Das alles könnte in eine Coming-of-Age-Klamotte abgleiten. Aber hier erzählt Olivia Vieweg, und die hat schon in ihren Graphic Novels „Huck Finn“ und „Antoinette kehrt zurück“ bewiesen, wie gut sie die Welt der Teenager versteht. Ihre Heidi muss sich noch mit ganz anderen Problemen herumschlagen. Das Geld sitzt knapp in ihrer Familie, sie hasst die Schule und vor allem drängen ihre Freundinnen sie zu Dingen, die ihr zuwider sind. Wunderbar, wie Olivia Vieweg (die alle vier Wochen auch einen Strip für den Tagesspiegel zeichnet) auf nur einer Seite einfängt, wie sehr ihre Heldin sich in der Disco als Fremdkörper fühlt: richtig zu sehen ist sie nur im kleinsten Panel unten rechts. Und auch nur angeschnitten.

Knapp vorbei an der Tragödie – das Leben geht weiter

Tiefernst wird „Schwere See, mein Herz“ (eigentlich ein Element-of-Crime-Song) schließlich durch die Figur des Kapitäns. Anstatt ihn als Idol zu zeichnen, gibt Olivia Vieweg ihm eine verunglückte Ehe und jede Menge Verbitterung mit aufs Meer. Auch erwachsen sein ist kein Zuckerschlecken.

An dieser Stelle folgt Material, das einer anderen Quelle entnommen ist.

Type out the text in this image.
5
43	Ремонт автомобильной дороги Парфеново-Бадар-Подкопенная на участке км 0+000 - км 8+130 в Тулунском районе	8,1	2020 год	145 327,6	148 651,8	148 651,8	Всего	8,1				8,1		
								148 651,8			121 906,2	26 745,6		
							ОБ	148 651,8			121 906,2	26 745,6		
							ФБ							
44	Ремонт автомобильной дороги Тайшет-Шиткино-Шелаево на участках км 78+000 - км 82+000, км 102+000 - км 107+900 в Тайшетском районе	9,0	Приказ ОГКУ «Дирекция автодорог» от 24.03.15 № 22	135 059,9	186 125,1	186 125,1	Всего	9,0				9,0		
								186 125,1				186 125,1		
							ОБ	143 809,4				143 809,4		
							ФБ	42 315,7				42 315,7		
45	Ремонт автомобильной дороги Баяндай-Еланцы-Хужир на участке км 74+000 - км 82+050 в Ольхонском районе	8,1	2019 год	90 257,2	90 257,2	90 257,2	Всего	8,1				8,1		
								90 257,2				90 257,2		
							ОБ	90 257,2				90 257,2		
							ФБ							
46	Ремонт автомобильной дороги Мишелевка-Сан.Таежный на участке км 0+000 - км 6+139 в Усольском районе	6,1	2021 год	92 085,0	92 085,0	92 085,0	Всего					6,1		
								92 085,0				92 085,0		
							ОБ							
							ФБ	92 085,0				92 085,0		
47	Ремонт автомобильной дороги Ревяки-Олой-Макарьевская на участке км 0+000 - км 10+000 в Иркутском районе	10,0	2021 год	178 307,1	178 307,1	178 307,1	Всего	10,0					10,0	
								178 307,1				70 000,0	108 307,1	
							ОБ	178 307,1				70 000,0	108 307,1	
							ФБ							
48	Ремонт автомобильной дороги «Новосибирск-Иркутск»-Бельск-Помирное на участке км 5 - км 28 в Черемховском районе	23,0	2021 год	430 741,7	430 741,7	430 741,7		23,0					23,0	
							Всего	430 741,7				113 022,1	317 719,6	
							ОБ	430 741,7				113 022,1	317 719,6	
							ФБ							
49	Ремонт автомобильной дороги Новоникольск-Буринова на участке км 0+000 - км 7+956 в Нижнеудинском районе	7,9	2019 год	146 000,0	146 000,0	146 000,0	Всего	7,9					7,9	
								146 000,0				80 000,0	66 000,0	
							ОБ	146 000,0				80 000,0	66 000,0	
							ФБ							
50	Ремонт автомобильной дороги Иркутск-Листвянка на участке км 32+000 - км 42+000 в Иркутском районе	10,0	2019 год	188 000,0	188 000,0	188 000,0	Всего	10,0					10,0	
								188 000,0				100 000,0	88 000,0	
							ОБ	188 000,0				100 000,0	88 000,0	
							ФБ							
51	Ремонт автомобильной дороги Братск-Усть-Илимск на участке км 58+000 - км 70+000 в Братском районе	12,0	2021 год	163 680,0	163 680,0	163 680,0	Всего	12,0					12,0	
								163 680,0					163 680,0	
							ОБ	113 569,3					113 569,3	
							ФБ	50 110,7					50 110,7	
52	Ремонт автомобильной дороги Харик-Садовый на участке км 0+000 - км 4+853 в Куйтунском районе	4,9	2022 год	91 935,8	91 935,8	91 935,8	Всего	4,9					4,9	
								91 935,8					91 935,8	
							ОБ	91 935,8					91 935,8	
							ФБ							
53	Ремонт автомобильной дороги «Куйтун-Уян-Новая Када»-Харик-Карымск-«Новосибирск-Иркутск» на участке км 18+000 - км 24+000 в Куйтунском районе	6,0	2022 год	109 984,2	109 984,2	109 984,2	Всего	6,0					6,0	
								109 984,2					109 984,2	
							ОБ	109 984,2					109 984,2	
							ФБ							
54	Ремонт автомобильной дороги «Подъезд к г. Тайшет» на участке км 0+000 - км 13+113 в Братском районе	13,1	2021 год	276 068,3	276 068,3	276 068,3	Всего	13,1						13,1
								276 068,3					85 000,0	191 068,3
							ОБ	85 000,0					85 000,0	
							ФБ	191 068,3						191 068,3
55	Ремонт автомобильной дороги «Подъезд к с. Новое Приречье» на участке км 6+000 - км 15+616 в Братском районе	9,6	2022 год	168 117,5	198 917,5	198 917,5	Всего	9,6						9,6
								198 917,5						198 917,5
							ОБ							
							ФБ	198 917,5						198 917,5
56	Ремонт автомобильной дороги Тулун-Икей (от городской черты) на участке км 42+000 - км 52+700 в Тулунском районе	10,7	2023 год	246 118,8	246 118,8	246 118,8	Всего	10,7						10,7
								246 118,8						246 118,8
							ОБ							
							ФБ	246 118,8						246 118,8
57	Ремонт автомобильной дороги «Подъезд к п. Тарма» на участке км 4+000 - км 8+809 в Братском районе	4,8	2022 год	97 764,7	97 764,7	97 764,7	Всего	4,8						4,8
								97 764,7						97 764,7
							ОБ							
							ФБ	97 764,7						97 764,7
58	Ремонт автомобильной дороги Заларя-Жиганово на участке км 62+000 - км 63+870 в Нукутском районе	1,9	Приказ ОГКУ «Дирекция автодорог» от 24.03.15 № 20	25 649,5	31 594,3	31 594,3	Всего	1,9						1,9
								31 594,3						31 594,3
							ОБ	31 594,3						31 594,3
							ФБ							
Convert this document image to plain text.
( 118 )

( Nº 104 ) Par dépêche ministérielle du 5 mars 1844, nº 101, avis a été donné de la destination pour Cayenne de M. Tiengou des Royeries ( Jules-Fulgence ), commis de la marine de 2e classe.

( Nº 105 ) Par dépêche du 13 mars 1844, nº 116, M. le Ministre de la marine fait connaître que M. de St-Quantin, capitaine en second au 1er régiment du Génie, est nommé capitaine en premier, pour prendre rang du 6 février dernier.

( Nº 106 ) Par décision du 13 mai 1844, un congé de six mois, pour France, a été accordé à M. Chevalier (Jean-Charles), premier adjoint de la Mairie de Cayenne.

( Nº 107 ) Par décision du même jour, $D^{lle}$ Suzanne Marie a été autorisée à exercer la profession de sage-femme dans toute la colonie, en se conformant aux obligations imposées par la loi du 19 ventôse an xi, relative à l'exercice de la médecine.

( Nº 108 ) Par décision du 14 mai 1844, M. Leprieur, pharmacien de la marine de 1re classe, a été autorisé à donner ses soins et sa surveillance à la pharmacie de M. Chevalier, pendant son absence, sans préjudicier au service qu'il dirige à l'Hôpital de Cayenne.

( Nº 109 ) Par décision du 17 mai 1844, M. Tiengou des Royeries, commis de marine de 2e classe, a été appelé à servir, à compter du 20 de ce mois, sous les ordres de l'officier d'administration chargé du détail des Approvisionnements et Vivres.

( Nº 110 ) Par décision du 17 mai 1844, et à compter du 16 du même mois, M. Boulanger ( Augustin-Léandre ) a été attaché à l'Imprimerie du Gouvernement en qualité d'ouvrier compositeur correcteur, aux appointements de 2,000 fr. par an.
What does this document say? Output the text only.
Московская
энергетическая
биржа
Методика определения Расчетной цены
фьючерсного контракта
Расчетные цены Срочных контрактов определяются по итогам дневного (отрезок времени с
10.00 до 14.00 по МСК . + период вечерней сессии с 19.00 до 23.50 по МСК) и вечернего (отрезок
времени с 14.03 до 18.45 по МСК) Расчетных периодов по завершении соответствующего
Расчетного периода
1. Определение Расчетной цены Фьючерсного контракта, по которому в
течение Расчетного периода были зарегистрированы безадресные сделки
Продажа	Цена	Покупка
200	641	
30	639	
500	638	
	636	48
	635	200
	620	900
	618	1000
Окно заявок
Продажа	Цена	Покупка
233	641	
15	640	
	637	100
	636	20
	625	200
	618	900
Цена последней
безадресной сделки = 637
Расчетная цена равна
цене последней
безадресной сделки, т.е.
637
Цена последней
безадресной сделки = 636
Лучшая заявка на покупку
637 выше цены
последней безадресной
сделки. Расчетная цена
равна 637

Buddelschiffe statt Boygroups: Die Hauptfigur Heidi auf dem Buchcover.
Buddelschiffe statt Boygroups: Die Hauptfigur Heidi auf dem Buchcover.

© Surkamp

Beide, Heidi und ihr Kapitän, steuern in ihre persönliche Katastrophe hinein und gleichzeitig an ihr vorbei, weil sie im entscheidenden Moment über sich hinauswachsen. Dabei hilft ihnen Olivia Viewegs lakonischer Stil (nur 116 Seiten!): wo jedes Einzelbild und jeder Satz sitzen, bleibt Raum fürs Tragische, aber nichts fürs Melodram. Außerdem wirken Viewegs Bilder wegen ihres verwackelten Strichs im besten Sinne unfertig. Wie das Leben ihrer jungen Heldin. Und die Meertöne zwischen grau, türkis und nachtblau verraten: die Autorin liebt das Wasser so sehr wie ihre Protagonisten.

Olivia Vieweg: Schwere See, mein Herz, Suhrkamp, Klappenbroschur, 116 Seiten, 14 Euro. Eine Leseprobe gibt es auf der Website des Verlages.